4.9    Verweerder betwist dat hij Gedragsregel 8 heeft geschonden. Klager heeft erkend dat hij de van de cliënt van verweerder geleende gelden, zonder diens goedkeuring en in strijd met het doel waarvoor deze gelden waren geleend, heeft aangewend om de hypotheek op zijn woning af te lossen en de woning vervolgens in eigendom aan zijn ex-echtgenote over te dragen. Het staat verweerder vrij dit handelen als frauduleus te kwalificeren. In de Procesinleiding heeft verweerder voorts verwezen naar de relevante bepalingen van de leningsovereenkomst. De overeenkomst is vervolgens integraal als productie bij de Procesinleiding in het geding gebracht. Verweerder heeft dan ook geen informatie achtergehouden. Mr. Van de M heeft niet klachtwaardig gehandeld door een document voor klaagster op te stellen terwijl klaagster uitgeschreven zou zijn uit het Luxemburgse handelsregister. Mr. Van de M mocht er gelet op de e-mail van klager van 4 april 2018 gerechtvaardigd op vertrouwen dat klaagster in 2018 nog een actieve rechtspersoon was, aldus verweerder.

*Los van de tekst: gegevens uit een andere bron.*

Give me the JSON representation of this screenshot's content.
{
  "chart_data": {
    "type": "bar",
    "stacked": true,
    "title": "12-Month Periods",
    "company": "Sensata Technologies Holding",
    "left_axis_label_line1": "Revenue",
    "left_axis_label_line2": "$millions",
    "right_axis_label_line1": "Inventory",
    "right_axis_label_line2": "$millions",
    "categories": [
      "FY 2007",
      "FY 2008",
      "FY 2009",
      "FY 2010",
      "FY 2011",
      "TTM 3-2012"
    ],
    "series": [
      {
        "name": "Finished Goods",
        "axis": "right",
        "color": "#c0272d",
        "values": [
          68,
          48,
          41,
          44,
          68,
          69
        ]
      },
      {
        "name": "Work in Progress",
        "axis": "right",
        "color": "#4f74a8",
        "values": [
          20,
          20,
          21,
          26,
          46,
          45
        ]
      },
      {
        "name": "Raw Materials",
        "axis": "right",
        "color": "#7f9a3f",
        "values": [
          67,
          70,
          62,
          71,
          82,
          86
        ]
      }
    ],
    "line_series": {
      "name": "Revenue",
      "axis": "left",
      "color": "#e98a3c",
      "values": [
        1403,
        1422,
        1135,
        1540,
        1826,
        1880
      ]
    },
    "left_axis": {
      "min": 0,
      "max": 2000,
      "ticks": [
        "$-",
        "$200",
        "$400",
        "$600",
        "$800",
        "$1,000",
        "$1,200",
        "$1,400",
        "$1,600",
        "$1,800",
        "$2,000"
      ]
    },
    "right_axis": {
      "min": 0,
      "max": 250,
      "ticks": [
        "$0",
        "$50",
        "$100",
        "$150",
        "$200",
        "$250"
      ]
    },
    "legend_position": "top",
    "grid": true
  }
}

4.10    Klager heeft dit klachtonderdeel, tegenover het gemotiveerde verweer van verweerder, niet onderbouwd. Klachtonderdeel d) is dan ook kennelijk ongegrond.

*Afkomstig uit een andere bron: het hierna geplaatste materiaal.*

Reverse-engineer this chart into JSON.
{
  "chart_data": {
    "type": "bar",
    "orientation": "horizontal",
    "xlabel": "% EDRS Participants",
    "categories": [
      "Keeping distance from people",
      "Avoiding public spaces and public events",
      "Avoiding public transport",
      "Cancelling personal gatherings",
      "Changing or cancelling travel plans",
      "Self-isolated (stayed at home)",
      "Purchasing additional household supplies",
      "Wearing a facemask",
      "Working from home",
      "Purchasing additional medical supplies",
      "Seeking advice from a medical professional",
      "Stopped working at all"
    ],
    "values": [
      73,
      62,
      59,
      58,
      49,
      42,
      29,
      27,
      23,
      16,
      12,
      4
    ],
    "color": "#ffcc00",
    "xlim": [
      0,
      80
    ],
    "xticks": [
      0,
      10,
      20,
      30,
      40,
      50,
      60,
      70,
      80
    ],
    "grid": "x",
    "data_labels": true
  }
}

4.11    Voor zover klager er ook over klaagt dat verweerder bewust feiten heeft achtergehouden in het feitenoverzicht dat hij aan de FIOD heeft verstrekt omdat hij daarin niet de volledige tekst van artikel 12 van de leningsovereenkomst heeft opgenomen, geldt het volgende. Verweerder heeft terecht aangevoerd dat een feitenoverzicht een overzicht betreft van op relevantie geselecteerde feiten en rechten en dus niet een uitputtende weergave is van alle gebeurtenissen of overeenkomsten. Het feitenoverzicht kan naar zijn aard dus niet misleidend zijn omdat, zoals klager stelt, een overeenkomst niet integraal zou zijn weergegeven. Bovendien heeft verweerder onbetwist gesteld dat in het feitenoverzicht direct is te zien dat niet de volledige tekst van artikel 12 van de leningsovereenkomst is opgenomen door de toevoeging ‘(…)’ op de plek waar in het originele artikel lid 1 en 2 staan. Ook dit verwijt is kennelijk ongegrond.

BESLISSING

De voorzitter verklaart:

de klacht, voor zover ingediend door klaagster, en klachtonderdeel c, voor zover ingediend door klager, met toepassing van artikel 46j Advocatenwet, kennelijk niet-ontvankelijk;

de klacht voor het overige, met toepassing van artikel 46j Advocatenwet, kennelijk ongegrond.

Aldus beslist door mr. J.H. Dubois, plaatsvervangend voorzitter, bijgestaan door mr. S. van Excel als griffier en uitgesproken in het openbaar op 13 juli 2020.

Griffier         Voorzitter

Verzonden op 13 juli 2020 

mededelingen van de griffier ter informatie:

Deze beslissing is gelijktijdig in afschrift verzonden.